Chandra enters Indian history as casually as if it were a supermarket. He drops into his basket a bit of everything from the ancient Indus Valley civilisation to the last blind Mogul emperor, from British adventurers to a Rajput princess who immolates herself. He alternates this hotchpotch with Abhay's tale from America - a weak-tea version of Philip Roth's early fiction, complete with masturbation in the bathroom while the mother stands outside.

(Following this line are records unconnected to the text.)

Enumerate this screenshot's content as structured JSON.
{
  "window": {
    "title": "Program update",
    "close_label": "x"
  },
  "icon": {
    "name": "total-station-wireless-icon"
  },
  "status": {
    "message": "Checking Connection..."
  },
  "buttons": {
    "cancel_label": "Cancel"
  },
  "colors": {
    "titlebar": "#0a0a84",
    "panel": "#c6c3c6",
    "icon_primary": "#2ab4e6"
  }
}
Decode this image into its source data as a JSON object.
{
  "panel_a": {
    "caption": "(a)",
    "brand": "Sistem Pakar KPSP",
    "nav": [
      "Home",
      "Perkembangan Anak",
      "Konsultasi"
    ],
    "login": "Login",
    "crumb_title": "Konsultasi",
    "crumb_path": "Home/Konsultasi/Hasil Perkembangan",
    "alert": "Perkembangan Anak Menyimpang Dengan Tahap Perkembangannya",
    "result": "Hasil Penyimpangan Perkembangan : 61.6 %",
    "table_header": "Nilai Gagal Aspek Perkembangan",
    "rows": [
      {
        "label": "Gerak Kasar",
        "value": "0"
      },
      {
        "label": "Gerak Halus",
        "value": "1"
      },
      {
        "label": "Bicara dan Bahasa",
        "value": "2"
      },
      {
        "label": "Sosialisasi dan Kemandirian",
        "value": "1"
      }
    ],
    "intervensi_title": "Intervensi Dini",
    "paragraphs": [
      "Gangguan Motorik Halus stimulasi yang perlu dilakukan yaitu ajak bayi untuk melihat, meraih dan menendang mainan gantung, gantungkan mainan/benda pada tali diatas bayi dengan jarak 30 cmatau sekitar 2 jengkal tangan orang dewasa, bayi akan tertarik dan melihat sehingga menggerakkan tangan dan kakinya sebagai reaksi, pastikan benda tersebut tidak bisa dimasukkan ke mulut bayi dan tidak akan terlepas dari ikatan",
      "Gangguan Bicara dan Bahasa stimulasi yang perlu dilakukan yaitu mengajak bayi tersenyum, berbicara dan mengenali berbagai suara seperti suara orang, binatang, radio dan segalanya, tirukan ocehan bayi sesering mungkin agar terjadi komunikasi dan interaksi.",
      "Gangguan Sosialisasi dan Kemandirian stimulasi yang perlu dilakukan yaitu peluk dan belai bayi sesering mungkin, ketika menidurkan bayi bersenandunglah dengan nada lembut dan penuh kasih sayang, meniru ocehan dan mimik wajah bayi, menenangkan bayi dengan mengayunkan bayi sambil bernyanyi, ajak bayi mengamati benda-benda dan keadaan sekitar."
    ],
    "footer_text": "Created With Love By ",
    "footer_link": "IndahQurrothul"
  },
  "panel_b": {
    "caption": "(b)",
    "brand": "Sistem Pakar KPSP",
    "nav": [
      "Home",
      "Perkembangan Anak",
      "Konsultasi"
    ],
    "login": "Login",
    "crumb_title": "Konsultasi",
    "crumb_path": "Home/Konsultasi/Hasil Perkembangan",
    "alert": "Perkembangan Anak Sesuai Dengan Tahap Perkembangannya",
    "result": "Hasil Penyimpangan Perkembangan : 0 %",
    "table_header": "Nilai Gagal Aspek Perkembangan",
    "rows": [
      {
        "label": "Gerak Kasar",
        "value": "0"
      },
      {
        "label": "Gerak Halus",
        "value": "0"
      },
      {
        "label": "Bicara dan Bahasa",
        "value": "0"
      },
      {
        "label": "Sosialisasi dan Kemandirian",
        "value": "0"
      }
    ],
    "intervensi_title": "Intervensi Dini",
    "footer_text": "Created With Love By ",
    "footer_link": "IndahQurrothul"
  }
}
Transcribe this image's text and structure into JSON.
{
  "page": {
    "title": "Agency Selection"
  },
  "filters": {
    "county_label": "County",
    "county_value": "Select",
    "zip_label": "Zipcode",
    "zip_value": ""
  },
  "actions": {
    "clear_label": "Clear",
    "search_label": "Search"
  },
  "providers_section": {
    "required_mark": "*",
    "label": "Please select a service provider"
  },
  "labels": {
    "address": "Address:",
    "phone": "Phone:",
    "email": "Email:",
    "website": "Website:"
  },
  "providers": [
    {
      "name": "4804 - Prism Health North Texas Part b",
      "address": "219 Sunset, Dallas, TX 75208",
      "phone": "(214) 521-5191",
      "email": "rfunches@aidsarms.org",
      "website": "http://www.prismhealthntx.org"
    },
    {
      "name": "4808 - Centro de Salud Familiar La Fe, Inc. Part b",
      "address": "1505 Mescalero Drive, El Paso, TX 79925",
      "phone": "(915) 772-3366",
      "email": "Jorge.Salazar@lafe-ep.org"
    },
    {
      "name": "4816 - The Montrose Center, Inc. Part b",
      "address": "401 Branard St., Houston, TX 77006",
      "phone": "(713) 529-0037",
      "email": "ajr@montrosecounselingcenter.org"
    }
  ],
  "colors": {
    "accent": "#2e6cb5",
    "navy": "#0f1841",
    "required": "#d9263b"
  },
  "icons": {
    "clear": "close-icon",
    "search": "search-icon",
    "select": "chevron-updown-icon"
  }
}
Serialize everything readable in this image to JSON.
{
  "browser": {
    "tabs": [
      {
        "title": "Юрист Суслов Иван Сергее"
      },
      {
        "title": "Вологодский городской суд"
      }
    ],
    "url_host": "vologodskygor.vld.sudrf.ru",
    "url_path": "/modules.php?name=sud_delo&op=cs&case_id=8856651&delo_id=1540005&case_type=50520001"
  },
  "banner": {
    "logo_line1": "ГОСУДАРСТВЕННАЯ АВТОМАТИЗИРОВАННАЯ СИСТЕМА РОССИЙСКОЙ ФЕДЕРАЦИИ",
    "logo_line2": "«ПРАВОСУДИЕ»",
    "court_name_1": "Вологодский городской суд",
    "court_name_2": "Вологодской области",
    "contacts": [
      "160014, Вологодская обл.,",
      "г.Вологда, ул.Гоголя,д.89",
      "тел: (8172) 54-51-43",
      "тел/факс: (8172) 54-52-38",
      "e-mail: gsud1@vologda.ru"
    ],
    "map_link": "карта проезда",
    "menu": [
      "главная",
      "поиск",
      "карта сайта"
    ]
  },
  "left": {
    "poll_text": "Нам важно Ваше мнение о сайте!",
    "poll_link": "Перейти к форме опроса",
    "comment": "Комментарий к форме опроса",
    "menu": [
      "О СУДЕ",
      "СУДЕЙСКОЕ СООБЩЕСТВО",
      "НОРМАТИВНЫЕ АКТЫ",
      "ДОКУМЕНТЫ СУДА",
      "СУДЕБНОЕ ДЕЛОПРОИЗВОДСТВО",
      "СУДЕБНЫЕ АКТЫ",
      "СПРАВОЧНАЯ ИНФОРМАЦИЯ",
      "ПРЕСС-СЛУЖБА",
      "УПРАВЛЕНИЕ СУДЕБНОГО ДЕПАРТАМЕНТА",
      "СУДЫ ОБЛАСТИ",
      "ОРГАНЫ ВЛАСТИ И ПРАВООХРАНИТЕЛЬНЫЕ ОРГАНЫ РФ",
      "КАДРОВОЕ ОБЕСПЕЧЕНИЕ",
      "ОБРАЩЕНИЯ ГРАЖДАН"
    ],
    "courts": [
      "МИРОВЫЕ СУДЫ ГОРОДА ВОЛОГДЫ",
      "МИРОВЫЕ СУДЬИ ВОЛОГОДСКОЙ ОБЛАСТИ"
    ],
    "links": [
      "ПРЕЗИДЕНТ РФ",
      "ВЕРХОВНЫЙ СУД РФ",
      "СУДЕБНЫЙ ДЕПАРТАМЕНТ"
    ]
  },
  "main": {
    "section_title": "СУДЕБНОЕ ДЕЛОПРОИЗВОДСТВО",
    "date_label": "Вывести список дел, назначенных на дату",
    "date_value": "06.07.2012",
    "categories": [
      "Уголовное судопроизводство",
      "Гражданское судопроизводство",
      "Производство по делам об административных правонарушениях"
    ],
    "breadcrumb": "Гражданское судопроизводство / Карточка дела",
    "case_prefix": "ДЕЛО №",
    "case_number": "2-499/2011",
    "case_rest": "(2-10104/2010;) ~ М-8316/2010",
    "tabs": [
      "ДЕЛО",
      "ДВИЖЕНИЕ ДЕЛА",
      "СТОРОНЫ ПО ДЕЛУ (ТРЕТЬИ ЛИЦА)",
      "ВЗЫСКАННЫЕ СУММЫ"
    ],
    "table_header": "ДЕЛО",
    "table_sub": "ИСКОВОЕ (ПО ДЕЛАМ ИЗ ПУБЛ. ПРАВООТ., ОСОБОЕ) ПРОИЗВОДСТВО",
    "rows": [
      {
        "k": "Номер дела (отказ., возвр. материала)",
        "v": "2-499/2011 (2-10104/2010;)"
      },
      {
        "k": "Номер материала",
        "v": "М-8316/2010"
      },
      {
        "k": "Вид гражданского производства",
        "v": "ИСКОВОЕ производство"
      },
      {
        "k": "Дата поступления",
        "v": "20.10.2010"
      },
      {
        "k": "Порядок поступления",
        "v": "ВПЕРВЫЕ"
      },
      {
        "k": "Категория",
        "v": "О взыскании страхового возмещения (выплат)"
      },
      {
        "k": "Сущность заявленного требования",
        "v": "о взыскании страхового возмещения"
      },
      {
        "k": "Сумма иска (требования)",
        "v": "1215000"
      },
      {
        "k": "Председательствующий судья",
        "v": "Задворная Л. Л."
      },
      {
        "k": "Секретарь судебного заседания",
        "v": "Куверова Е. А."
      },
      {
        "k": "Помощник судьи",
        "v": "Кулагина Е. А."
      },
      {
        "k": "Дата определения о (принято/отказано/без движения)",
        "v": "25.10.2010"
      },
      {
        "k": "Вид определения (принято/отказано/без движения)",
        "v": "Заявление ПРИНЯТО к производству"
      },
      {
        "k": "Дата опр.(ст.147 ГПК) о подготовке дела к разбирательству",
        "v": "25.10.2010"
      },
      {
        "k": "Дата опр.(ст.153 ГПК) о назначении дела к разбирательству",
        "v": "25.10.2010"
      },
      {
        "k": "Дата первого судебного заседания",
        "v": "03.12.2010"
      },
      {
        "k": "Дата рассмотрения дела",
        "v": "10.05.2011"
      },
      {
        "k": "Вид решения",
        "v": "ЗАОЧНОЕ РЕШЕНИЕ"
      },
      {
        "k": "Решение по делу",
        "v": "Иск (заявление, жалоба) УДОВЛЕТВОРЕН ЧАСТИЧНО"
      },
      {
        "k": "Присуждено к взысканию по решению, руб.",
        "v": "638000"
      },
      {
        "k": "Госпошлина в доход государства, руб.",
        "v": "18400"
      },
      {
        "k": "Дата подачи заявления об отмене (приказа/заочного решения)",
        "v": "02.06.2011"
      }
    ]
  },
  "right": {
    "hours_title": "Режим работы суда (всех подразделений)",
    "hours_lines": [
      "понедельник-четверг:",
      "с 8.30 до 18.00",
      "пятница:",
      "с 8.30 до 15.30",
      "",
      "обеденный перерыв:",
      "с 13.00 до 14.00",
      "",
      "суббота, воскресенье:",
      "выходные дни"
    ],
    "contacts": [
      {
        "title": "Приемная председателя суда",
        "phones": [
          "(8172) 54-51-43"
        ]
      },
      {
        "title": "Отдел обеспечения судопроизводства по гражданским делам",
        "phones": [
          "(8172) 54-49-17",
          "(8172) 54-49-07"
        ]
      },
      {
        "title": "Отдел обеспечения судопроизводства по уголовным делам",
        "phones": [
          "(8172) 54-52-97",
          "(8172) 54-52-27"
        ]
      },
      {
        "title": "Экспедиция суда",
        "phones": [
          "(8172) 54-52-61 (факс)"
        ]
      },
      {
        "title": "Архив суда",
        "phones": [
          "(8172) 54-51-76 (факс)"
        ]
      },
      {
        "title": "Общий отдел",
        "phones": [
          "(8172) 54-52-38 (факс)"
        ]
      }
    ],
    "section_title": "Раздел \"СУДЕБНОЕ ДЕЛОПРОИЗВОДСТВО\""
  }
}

Chandra is long-winded in his story- telling, even though he devotes little time to making his characters anything more than artificial devices for moving the plot along. He also has some heavy points to make, drawing leaden parallels between a fragmented pre-colonial India waiting to be devoured by the British, and the fissiparous India of the present, threatening to destroy itself through sectarian violence. However, there are moments when he writes from the heart, granting a sharp little look at Indian life: "That metaphysical state which is the burden and boon of servants - invisibility"; or a moment when the seven-year-old Abhay discovers the West in the pages of a Sears catalogue: "I had seen heaven, no, not exactly, but that this, this in front of me was what life must be."

However, it is not long before the click of typewriter keys begins to sound monotonous as the writer laboriously decides that here goes the Indian mutiny, there the courtesan, and in that corner the flagellation scene in the English public school. When the monkey travels to London in search of Jack the Ripper and meets a juvenile Mahatma Gandhi pointing at Queen Victoria's coach, we understand that the end cannot be too far away. And we are left with regret - that he did not lose his wager a long time ago.